British insurer Prudential plc is withdrawing from a $35.5 billion deal to buy American International Group Inc's Asian life insurance business AIA, paving the way for a potential listing of AIA.

The widely expected move by Prudential on Wednesday came after AIG knocked back a lower offer from it a day earlier, and would help the British firm avoid an embarrassing defeat at the hands of shareholders next week.

We listened carefully to shareholders over the price and initiated a renegotiation of the terms with AIG. Unfortunately, it has not been possible to reach agreement, Pru Chairman Harvey McGrath said in a statement.

We are therefore withdrawing from the transaction.

Prudential's Hong Kong-listed shares jumped as much as 7.1 percent to HK$68.00, tracking a 6.3 percent rise in its London-listed shares on Tuesday. But the stock was trading down 0.6 percent by 0400 GMT, a level at which bulk of the morning trade took place.

A failed deal, which was slated to become the biggest insurance M&A deal in history, is likely to make the position of Prudential's management untenable and increase the call for a break-up of Pru, analysts and fund managers have said.

Chief Executive Tidjane Thiam, who has been in the job less than a year, had championed the AIA deal, arguing that it gives the 162-year-old British insurer a rare opportunity to grab a commanding presence in Asia.

As a result of the withdrawal move, Prudential <2378.HK> said it would not proceed with a $21 billion rights offering in London and Hong Kong designed to raise money to finance the deal.

Pru estimated the cost of the failed AIA transaction so far at about 450 million pounds ($659 million), which includes a break-up fee of 152.6 million pounds.

The British company did not say that the AIG agreement has been formally terminated but said in the statement that it was expected.

SHAREHOLDER OPPOSITION

AIG Chief Executive Robert Benmosche was in favor of accepting the deal on revised terms as it offered more liquidity, and sooner, one person familiar with the situation told Reuters.

But the board, which met late on Monday, decided against doing so.
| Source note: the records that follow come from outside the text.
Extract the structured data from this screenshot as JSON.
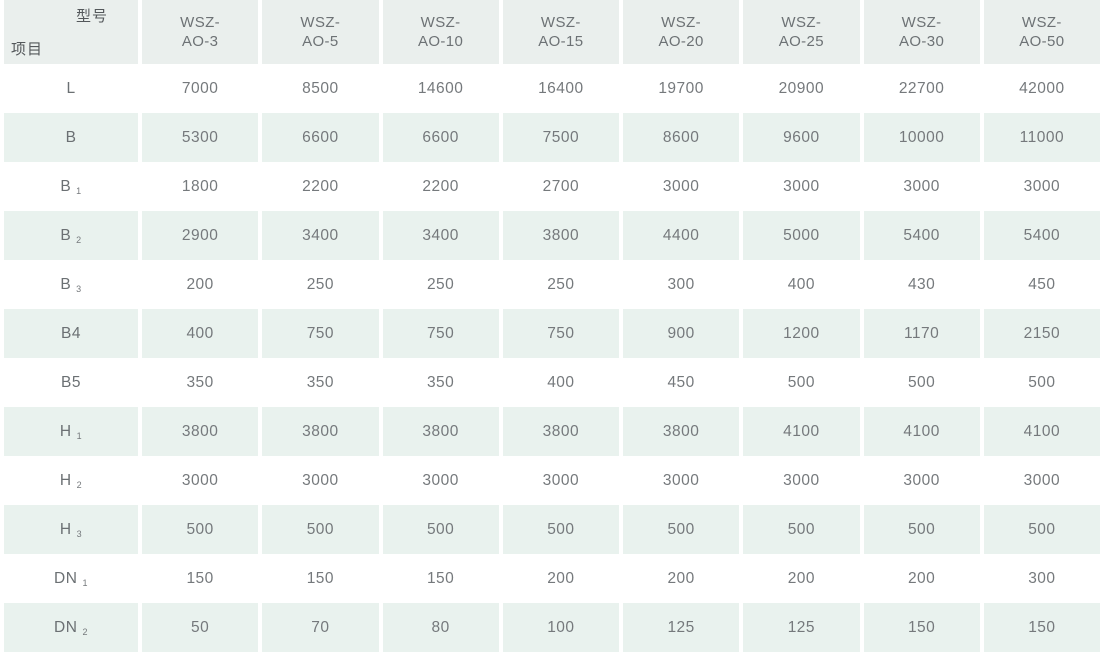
{
  "table": {
    "corner": {
      "top_right": "型号",
      "bottom_left": "项目"
    },
    "columns": [
      "WSZ-\nAO-3",
      "WSZ-\nAO-5",
      "WSZ-\nAO-10",
      "WSZ-\nAO-15",
      "WSZ-\nAO-20",
      "WSZ-\nAO-25",
      "WSZ-\nAO-30",
      "WSZ-\nAO-50"
    ],
    "rows": [
      {
        "label": "L",
        "sub": "",
        "values": [
          "7000",
          "8500",
          "14600",
          "16400",
          "19700",
          "20900",
          "22700",
          "42000"
        ]
      },
      {
        "label": "B",
        "sub": "",
        "values": [
          "5300",
          "6600",
          "6600",
          "7500",
          "8600",
          "9600",
          "10000",
          "11000"
        ]
      },
      {
        "label": "B",
        "sub": "1",
        "values": [
          "1800",
          "2200",
          "2200",
          "2700",
          "3000",
          "3000",
          "3000",
          "3000"
        ]
      },
      {
        "label": "B",
        "sub": "2",
        "values": [
          "2900",
          "3400",
          "3400",
          "3800",
          "4400",
          "5000",
          "5400",
          "5400"
        ]
      },
      {
        "label": "B",
        "sub": "3",
        "values": [
          "200",
          "250",
          "250",
          "250",
          "300",
          "400",
          "430",
          "450"
        ]
      },
      {
        "label": "B4",
        "sub": "",
        "values": [
          "400",
          "750",
          "750",
          "750",
          "900",
          "1200",
          "1170",
          "2150"
        ]
      },
      {
        "label": "B5",
        "sub": "",
        "values": [
          "350",
          "350",
          "350",
          "400",
          "450",
          "500",
          "500",
          "500"
        ]
      },
      {
        "label": "H",
        "sub": "1",
        "values": [
          "3800",
          "3800",
          "3800",
          "3800",
          "3800",
          "4100",
          "4100",
          "4100"
        ]
      },
      {
        "label": "H",
        "sub": "2",
        "values": [
          "3000",
          "3000",
          "3000",
          "3000",
          "3000",
          "3000",
          "3000",
          "3000"
        ]
      },
      {
        "label": "H",
        "sub": "3",
        "values": [
          "500",
          "500",
          "500",
          "500",
          "500",
          "500",
          "500",
          "500"
        ]
      },
      {
        "label": "DN",
        "sub": "1",
        "values": [
          "150",
          "150",
          "150",
          "200",
          "200",
          "200",
          "200",
          "300"
        ]
      },
      {
        "label": "DN",
        "sub": "2",
        "values": [
          "50",
          "70",
          "80",
          "100",
          "125",
          "125",
          "150",
          "150"
        ]
      }
    ]
  },
  "colors": {
    "row_tint": "#e9f2ee",
    "header_tint": "#eaefed",
    "value_text": "#75797c",
    "header_text": "#6d7275",
    "corner_text": "#54585b"
  }
}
One important sticking point was that AIG's board wanted assurances from Prudential that it would be able to close a revised deal, other sources familiar with the matter said.

Prudential was not able to provide the assurances AIG's board was seeking, said the sources, who declined to be identified as the talks were confidential.

The U.K. insurer originally offered $35.5 billion for AIA, then lowered it to $30.4 billion amid resistance from shareholders that the company was overspending.

AIG is most likely to revive the initial public offering of AIA once the deal is officially terminated.

But there are doubts whether an IPO could fetch the same valuation offered by Pru.

Then there is also the issue of timing the market so as not to clash with the flood of Chinese bank capital raising slated to hit the market later this year. Capital hungry Chinese lenders are set to raise up to $60 billion in new capital in the next 6-8 months.

Benmosche told employees in an internal memo that AIG would have several options to consider regarding AIA -- more than it did in March. AIG, nearly 80 percent owned by the U.S. government, also would have more flexibility on timing, he said.

These options include selling parts of the AIA business by geography, two of the sources said.

AIG took advice from Citigroup , Morgan Stanley , Goldman Sachs , Blackstone and Deutsche Bank , according to Thomson Reuters data.

Credit Suisse, HSBC and JPMorgan Cazenove were leading Prudential's rights issue as joint sponsors, global co-ordinators and bookrunners.

They were joined as financial advisers by Ondra Partners and Lazard , while Nomura <8604.T> gave a fairness opinion to Prudential's board.

A further 30 banks were joint- or co-lead managers or co-managers for the rights issue.